Bazı otomobillerde insanlar, bazı şeyleri rahatça göz ardı edebiliyor. Örneğin Countryman için herkes Mini’yi “azarlayıp” bunun hala bir Mini olup olmadığını sorgularken, aslında şişirilmiş bir 500 olan 500X, sevimli görünümüyle herkesin sempatisini kazanıyor. Büyük ihtimalle bunun sebebi pörtlek gözlerinin hala çocuksu bir ifade taşıması. Diğer taraftan konu bizim yaptığımız karşılaştırmalar olduğunda, sevimliliğin kendisine en küçük bir yardımı bile olmayacak. Çünkü testlerimizde sadece ölçülebilir değerleri ve sürüş hislerini dikkate alıyoruz. Tamam, Fiat burada en güçlü motoru sunuyor olabilir ama açık ara farkla en ağır otomobil de kendisi. Kendisinden çok daha güçsüz olan Mazda CX-3 ise buna, akıllı hafif üretim teknikleri ve dizel motorunun sessiz çalışmasıyla cevap veriyor. İkinci Japon rakipse yeni Suzuki Vitara.
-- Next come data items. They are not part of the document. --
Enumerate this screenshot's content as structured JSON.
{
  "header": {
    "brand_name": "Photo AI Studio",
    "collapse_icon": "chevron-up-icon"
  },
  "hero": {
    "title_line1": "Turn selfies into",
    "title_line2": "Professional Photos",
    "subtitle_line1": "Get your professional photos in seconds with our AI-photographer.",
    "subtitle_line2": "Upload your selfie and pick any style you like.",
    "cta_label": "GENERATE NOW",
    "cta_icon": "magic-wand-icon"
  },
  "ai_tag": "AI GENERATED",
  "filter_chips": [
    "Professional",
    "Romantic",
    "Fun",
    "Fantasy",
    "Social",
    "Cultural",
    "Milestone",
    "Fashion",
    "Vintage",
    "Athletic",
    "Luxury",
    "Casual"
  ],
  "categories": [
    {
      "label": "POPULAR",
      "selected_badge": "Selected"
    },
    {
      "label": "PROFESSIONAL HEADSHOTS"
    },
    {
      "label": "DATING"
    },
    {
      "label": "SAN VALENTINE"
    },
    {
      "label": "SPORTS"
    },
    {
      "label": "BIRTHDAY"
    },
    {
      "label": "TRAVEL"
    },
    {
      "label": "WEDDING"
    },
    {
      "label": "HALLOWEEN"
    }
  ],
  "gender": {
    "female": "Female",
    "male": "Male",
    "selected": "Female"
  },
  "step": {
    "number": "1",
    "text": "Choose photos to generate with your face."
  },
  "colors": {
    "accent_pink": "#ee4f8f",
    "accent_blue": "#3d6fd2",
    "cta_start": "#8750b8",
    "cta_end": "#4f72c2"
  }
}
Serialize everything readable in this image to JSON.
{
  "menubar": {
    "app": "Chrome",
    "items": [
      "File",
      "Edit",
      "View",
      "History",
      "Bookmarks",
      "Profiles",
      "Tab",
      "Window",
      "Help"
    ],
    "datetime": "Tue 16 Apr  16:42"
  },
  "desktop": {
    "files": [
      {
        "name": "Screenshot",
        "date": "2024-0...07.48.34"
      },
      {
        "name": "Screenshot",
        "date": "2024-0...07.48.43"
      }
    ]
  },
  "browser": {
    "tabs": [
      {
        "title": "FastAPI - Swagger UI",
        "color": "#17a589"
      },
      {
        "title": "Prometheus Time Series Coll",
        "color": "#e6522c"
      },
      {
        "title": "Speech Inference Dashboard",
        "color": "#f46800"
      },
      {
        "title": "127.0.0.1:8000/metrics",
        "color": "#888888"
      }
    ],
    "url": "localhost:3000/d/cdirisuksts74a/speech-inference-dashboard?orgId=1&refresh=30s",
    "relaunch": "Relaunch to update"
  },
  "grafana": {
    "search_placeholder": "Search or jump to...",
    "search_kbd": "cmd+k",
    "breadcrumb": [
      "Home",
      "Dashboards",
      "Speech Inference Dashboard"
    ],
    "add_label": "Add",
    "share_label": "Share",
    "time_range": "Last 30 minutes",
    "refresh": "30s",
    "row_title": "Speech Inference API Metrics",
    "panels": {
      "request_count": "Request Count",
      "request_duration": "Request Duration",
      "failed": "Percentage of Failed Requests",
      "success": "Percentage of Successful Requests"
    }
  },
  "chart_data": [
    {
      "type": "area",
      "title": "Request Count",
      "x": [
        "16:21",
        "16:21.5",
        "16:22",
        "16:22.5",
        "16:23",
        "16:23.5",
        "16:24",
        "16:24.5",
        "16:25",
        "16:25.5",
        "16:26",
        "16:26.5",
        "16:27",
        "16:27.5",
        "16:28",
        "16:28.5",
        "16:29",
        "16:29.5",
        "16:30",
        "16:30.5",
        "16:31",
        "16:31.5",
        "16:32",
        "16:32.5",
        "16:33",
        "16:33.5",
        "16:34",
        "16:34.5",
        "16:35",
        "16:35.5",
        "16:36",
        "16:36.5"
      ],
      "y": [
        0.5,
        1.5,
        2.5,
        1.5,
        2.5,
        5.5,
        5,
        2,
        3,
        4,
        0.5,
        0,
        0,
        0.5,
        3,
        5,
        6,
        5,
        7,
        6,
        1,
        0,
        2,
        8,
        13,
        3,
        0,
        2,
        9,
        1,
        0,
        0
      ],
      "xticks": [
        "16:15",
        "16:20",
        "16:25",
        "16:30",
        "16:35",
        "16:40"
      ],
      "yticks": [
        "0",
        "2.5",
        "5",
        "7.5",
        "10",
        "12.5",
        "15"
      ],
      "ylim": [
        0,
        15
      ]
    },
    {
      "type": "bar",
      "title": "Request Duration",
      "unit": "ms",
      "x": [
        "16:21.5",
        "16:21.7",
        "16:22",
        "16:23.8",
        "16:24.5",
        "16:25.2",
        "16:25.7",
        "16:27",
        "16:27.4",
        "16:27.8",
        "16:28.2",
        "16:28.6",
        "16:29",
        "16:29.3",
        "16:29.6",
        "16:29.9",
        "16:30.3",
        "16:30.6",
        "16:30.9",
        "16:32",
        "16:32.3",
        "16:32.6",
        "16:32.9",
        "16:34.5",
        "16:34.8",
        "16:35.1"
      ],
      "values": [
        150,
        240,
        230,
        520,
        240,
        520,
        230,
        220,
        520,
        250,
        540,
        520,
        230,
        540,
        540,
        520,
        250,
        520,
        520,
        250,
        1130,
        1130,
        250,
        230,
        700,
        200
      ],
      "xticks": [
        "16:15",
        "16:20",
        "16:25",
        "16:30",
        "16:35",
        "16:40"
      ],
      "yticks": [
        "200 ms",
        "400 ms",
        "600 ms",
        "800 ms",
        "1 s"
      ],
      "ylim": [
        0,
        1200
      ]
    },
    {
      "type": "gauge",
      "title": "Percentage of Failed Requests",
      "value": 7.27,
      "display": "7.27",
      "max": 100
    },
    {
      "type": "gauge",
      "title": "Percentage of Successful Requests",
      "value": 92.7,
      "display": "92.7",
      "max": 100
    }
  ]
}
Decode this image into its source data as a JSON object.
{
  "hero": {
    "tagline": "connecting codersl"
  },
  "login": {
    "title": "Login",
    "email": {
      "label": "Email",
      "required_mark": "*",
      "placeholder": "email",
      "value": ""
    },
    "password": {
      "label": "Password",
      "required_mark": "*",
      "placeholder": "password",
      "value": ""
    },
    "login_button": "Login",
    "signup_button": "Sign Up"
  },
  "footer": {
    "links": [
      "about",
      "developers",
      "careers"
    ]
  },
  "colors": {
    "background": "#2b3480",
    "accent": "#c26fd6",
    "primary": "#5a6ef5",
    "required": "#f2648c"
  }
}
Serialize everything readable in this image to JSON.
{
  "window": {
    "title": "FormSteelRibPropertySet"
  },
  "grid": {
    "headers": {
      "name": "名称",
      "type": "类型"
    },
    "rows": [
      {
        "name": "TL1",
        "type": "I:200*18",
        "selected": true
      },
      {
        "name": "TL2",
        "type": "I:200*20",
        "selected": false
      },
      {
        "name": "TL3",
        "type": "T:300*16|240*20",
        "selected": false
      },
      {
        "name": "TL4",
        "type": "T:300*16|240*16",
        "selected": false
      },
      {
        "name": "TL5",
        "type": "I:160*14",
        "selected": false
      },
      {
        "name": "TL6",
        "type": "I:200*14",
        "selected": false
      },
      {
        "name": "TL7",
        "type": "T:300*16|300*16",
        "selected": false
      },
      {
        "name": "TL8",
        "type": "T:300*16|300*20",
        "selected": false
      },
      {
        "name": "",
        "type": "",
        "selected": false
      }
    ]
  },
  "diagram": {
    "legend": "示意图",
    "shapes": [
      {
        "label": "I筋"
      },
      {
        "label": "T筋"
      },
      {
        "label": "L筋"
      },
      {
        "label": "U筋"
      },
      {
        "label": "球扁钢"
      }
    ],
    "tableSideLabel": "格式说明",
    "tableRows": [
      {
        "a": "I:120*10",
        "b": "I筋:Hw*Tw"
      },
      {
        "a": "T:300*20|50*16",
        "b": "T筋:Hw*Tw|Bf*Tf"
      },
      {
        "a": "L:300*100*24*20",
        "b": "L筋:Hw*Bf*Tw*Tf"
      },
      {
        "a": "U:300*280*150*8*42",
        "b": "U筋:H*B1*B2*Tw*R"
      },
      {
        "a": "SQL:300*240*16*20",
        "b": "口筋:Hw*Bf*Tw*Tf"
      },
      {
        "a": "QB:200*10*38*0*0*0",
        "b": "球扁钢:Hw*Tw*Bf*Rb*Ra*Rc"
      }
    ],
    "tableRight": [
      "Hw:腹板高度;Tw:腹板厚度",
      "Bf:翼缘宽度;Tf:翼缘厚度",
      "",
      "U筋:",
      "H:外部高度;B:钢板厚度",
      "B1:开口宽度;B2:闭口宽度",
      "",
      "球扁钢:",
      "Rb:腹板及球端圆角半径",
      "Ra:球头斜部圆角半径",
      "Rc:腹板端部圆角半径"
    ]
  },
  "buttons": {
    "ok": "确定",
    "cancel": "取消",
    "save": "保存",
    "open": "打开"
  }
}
Adını öncüsü Grand Vitara’dan miras olmasına rağmen yeni Vitara’nın artık öncüsü ile hiçbir benzerliği kalmamış. 4.18 m ile Vitara, trafikte en küçük alanı işgal ediyor, karşılaştırmanın en düşük ağırlığıyla Mazda ile birlikte yüksek puanlar topluyor ve 120 HP’lik gücüyle Mazda (105 HP) ve Fiat’ın (140 HP) arasında konumlanıyor. Günümüzün patlama halinde büyüyen sınıfı olan küçük SUV’lara dahil olar rakiplerin bu karşılaştırmayı gerçekten ciddiye almaları gerekiyor. Neticede pazar hızla büyüse de, başarı her zaman garanti değil. Çünkü gerçekten çok sayıda güçlü rakip var.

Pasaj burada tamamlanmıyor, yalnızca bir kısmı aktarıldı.